In case of the purchase of an existing holiday accommodation that has been rented out temporarily (up to 24 months) and that was not used before that time, a request can be submitted with the Tax Authority asking for eligibility for an exemption of the transfer tax.

When purchasing an existing holiday accommodation which was purchased by the previous owner less than six months ago, a decrease in the taxation of the transfer tax takes place under certain circumstances.

VAT
The purchase of a new holiday accommodation is taxed with 21% VAT. This also applies to the purchase of an existing holiday accommodation which was first used two years ago at most. The purchase of a holiday accommodation that was first used more than two years ago is exempt from VAT.

Income tax
Ownership of one holiday accommodation is taxed for income tax using box 3. The rental revenues and any profits resulting from resale remain untaxed. On the other hand, any additional costs (including interest burdens and depreciation) are not deductible.

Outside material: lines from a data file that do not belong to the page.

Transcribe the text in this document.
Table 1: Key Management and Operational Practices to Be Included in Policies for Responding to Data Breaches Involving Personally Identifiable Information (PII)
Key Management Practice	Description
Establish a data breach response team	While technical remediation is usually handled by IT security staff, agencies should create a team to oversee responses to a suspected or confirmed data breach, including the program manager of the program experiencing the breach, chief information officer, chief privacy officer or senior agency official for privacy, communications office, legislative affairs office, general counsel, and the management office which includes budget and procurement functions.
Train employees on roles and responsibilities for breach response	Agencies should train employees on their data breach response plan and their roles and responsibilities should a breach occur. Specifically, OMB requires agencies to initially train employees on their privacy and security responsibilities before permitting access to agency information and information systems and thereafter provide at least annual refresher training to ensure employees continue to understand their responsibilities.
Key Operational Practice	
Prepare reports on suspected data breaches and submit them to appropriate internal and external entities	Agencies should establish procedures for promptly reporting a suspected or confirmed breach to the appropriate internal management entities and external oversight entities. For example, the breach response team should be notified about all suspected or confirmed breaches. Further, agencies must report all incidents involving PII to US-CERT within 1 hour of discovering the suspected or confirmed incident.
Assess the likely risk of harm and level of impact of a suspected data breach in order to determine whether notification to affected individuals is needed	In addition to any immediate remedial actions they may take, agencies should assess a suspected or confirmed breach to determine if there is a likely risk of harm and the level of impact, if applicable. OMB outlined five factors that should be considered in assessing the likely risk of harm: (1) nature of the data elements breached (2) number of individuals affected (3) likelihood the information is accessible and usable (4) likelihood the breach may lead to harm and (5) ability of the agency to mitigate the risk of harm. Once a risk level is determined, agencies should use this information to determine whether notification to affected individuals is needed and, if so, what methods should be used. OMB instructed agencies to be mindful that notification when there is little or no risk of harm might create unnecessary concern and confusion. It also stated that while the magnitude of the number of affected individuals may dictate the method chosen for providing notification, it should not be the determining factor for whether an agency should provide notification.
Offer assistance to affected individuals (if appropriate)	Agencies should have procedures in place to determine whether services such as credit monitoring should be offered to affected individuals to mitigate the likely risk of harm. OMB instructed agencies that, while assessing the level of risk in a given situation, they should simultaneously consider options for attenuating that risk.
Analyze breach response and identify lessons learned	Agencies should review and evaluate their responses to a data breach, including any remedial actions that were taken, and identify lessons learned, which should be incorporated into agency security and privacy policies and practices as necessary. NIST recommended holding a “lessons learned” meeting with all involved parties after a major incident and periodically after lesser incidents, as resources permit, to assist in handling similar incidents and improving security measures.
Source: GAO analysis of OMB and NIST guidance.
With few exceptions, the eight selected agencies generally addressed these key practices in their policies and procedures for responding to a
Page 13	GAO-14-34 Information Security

A prerequisite for processing using box 3 is that the holiday accommodation is managed in a "regular" manner. This will usually be the case if you own one holiday accommodation, but the situation may be different if you own several holiday accommodations. An example is when labor intensive activities (maintenance, etc.) are carried out by the owner themselves on a regular basis. In that case, the Tax Authority may take the viewpoint that "Gains from other activities" or "Profits from enterprise" will apply. This could mean that both the net rental revenues and the future value changes will be taxed using box 1 at a rate of up to 52%.

More information?
Would you like more information about the fiscal aspects when purchasing a holiday accommodation for full rental purposes? Schedule an appointment with one of our advisers free of commitment*.

Make an appointment
 

* The TopParken advisers are no legal fiscal experts, though they will be able to advise you and connect you with the correct parties we cooperate with.


 

The above fiscal aspects only apply in case:

  • The purchase of the holiday accommodation is made by a private person.
  • The holiday accommodation is located at a holiday park.
  • The holiday accommodation is meant for private use, for rental purposes or for a combination of these two options.
  • The services of the holiday park's manager will be used for any rental processes.
  • The owner will not use the holiday accommodation as a primary accommodation.